Se elevó en el aire y, tras algunos aleteos inseguros, Anton la siguió.
—Lo que siempre te había querido preguntar —dijo ella— es si realmente hay también historias de amor con vampiros.
—¿Historias de amor? —Anton reflexionó—. La de la mariposa nocturna era una…
—¡liiih! —bufó Anna—. ¿A eso lo llamas tú historia de amor? ¡Si al final muere el vampiro!
Durante un rato volaron uno junto al otro sin decir palabra.
—Una vez leí una historia que terminaba felizmente —dijo de pronto ella, con entusiasmo.
—Ah, ¿sí? —dijo Anton—. ¿Cómo terminaba?
—¡Al final los dos fueron vampiros y vivieron juntos para siempre!
—¡¿Qué?! —exclamó Anton—. ¿A eso lo llamas tú feliz?
—¿Tú no?
Ella lo miró con ojos grandes y resplandecientes.
—¿No quieres que tú y yo…?
¡Ahora Anton debía tener cuidado para no decir nada que la ofendiera!
—¿Sabes? —empezó.
—¿Sí?
—¡Es que yo no puedo volverme vampiro!
—¡¿Cómo que no?! —exclamó ella—. Si yo te…
Hizo una pausa porque no estaba completamente segura de si convendría iniciar a Anton en todas las particularidades de la vida de un vampiro. Quizá lo iba a espantar.
—Pues bien, si yo, tan pronto como tenga mis dientes, te… —añadió ceremoniosamente.
—¡Pero es que yo no quiero ser un vampiro! —exclamó Anton.
—¿No? —exclamó incrédula Anna.
—¡No! —dijo él, indignado por la desfachatez con que pretendía hacer de él un vampiro—. ¡No tengo ninguna gana de serlo!
¡Era realmente demasiado para él!
Irritado, siguió volando sin mirar a Anna. Sólo cuando oyó detrás de sí un sollozo dio la vuelta.
—Tú… tú no me quieres —balbuceó ella—. ¡Tú tienes otra novia!
—No —dijo Anton—. ¡Claro que no!
—¿De veras que no?
—¡No!
Ella suspiró aliviada, pasándose la mano por los ojos.
—No me importa que no seas un vampiro —dijo—. ¡Lo principal es que nos queremos!
Al decir esto, volvió a reírse.
—Es… estamos llegando —tartamudeó Anton, a pesar de que aún faltaban por lo menos quinientos metros para llegar a su casa…
Pero ¡¿por qué Anna hablaba siempre de cosas que a él le desconcertaban?!
—Creo que veo luz —exclamó, y empezó a volar más deprisa.
Otras veces nunca tenía prisa por llegar a casa, pero con Anna al lado… ¡¿Quién sabía qué más preguntas delicadas le podía hacer?!

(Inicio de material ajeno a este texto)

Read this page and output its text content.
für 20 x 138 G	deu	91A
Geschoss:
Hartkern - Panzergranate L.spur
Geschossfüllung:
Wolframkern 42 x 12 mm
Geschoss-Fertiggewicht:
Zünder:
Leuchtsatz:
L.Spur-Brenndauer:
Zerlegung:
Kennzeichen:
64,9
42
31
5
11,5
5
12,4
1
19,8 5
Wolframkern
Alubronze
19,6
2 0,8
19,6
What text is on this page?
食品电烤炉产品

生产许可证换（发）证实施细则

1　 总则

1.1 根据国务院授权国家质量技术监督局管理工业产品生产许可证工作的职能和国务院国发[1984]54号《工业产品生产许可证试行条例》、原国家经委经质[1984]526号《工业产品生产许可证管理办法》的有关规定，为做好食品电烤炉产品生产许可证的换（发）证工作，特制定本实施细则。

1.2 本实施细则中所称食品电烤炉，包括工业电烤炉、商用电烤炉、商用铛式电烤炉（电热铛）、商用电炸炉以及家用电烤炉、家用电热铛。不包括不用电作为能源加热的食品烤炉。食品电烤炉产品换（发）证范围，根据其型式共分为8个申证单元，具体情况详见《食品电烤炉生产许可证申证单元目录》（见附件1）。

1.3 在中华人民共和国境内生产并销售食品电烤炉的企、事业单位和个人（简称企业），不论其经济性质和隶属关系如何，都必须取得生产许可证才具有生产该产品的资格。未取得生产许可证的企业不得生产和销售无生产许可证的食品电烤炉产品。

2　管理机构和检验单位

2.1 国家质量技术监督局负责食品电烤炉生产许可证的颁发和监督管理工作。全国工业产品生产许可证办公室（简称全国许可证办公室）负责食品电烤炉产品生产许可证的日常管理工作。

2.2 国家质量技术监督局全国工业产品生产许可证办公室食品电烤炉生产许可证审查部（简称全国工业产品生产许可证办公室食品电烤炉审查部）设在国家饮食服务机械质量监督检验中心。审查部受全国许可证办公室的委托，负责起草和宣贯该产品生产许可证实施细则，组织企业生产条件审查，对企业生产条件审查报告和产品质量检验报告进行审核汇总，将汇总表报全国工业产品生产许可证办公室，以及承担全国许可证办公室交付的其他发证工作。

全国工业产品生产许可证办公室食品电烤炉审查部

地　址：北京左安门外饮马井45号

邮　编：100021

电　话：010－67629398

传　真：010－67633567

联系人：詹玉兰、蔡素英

En la sala de estar de sus padres estaba encendida la televisión. Anton confiaba en que sus padres aún no hubieran advertido su ausencia. Entonces podría sencillamente entrar a hurtadillas en su habitación.
—La ventana está cerrada —susurró Anna, cuyos ojos veían de noche mucho mejor que los suyos.

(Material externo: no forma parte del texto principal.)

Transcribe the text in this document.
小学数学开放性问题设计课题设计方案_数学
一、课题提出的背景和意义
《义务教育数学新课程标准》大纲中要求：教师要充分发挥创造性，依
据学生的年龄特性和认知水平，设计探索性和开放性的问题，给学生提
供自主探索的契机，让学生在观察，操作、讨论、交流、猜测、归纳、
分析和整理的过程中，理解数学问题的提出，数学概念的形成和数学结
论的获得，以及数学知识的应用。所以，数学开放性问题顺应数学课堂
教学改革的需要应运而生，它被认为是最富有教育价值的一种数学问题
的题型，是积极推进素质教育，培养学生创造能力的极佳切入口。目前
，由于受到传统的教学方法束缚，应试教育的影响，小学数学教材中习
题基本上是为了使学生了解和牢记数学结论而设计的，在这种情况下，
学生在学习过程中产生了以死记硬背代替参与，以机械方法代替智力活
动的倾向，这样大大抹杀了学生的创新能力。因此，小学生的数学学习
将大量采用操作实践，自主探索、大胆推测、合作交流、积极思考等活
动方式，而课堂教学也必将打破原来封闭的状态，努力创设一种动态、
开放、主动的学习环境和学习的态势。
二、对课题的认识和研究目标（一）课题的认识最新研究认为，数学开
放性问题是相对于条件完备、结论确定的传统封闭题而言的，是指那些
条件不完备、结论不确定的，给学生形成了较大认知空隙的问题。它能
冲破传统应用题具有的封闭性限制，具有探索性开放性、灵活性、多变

—¡Cerrada! —exclamó asustado Anton.
Y al acercarse comprobó que realmente las hojas de la ventana tenían el cerrojo echado por dentro. Ni siquiera la contraventana estaba abierta.
—Ahora tendré que llamar al timbre —murmuró— y entonces se van a enterar de todo.

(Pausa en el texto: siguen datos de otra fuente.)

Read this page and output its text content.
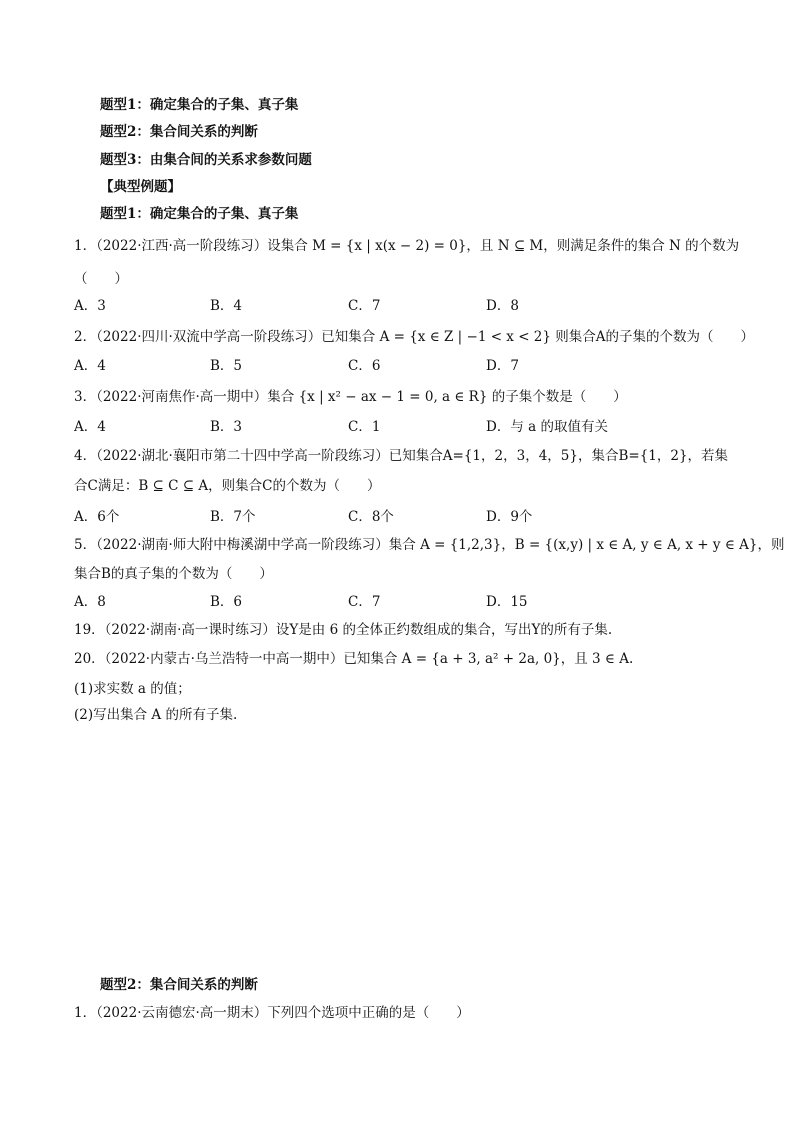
题型1：确定集合的子集、真子集
题型2：集合间关系的判断
题型3：由集合间的关系求参数问题
【典型例题】
题型1：确定集合的子集、真子集
1．（2022·江西·高一阶段练习）设集合 M = {x | x(x − 2) = 0}，且 N ⊆ M，则满足条件的集合 N 的个数为
（　　）
A．3	B．4	C．7	D．8
2．（2022·四川·双流中学高一阶段练习）已知集合 A = {x ∈ Z | −1 < x < 2} 则集合A的子集的个数为（　　）
A．4	B．5	C．6	D．7
3．（2022·河南焦作·高一期中）集合 {x | x² − ax − 1 = 0, a ∈ R} 的子集个数是（　　）
A．4	B．3	C．1	D．与 a 的取值有关
4．（2022·湖北·襄阳市第二十四中学高一阶段练习）已知集合A={1，2，3，4，5}，集合B={1，2}，若集
合C满足：B ⊆ C ⊆ A，则集合C的个数为（　　）
A．6个	B．7个	C．8个	D．9个
5．（2022·湖南·师大附中梅溪湖中学高一阶段练习）集合 A = {1,2,3}，B = {(x,y) | x ∈ A, y ∈ A, x + y ∈ A}，则
集合B的真子集的个数为（　　）
A．8	B．6	C．7	D．15
19．（2022·湖南·高一课时练习）设Y是由 6 的全体正约数组成的集合，写出Y的所有子集.
20．（2022·内蒙古·乌兰浩特一中高一期中）已知集合 A = {a + 3, a² + 2a, 0}，且 3 ∈ A.
(1)求实数 a 的值；
(2)写出集合 A 的所有子集.
题型2：集合间关系的判断
1．（2022·云南德宏·高一期末）下列四个选项中正确的是（　　）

—Pues di que estabas de paseo —propuso Anna.
—Diré sencillamente la verdad —decidió Anton—. ¡De todas maneras no podrán creerlo!
Anna lo acompañó hasta la puerta del edificio. Allí Anton se quitó la capa y se la dio. Ella se puso de repente muy triste.
—Adiós, Anton —dijo en voz baja, y sin volverse desapareció en la noche.